While all of the panelists were undeniably positive about the future of precision medicine and genomics, the route there was not a consensus. Ashley, a cardiologist, said that genomics by middle age is pretty boring. Anything shocking will have already revealed itself, and other genomic impacts—polygenic risk scores impacting complex diseases, for example—we don’t successfully incorporate into healthcare yet.
Aravanis jumped in to defend the utility of the genome. “Between carrier screening, pharmacogenomics, PRS [polygenic risk scores] scores, and hereditary cancer, about half of people find something clinically relevant either to family planning or their own health or their own risk,” he said.
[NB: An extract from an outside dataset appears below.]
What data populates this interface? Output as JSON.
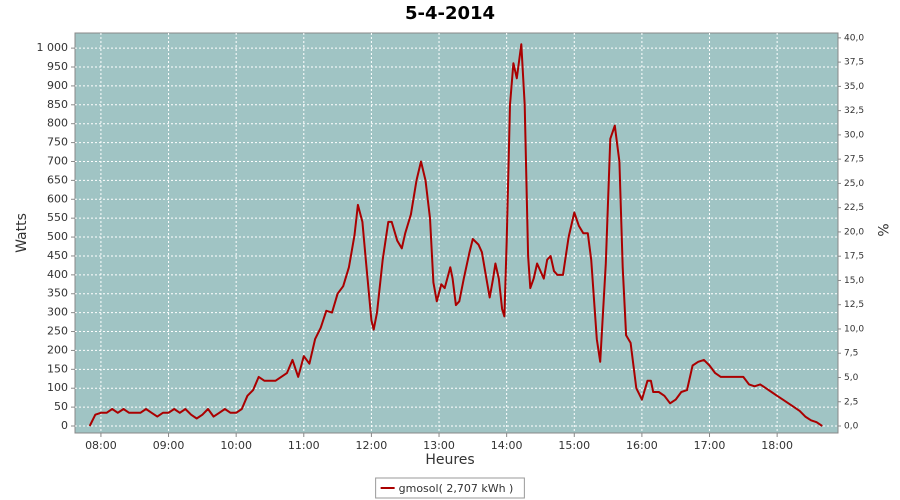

Ashley is much more positive about the genome’s clinical value in newborns and babies. Every step of the sequencing and interpretation process has been improving in the past few years, he said, and now genomes are enabling diagnoses for children every day. Though the “last mile” is still fairly manual, Ashely said, sequencing is now cheap, accurate, and fast enough to routinely change lives in pediatrics.
But at the other end of the spectrum, Ashley still recommends improving your diet, exercise, and sleep to impact aging. “That’s the answer regardless of how many MRIs or genomes you have!”
Venter disagreed: “You can exercise all you want, sleep all you want, eat 10 pounds of kale a day. You can think that you’re healthy. But only a clinic like HLI and ones like it can tell you whether you’re healthy or not,” he said. “The genome can lead to false information—false ideas—that without phenotype information for verification is dangerous.”
More data are key, Venter believes, not terribly surprising from a man who set out to sequence the ocean.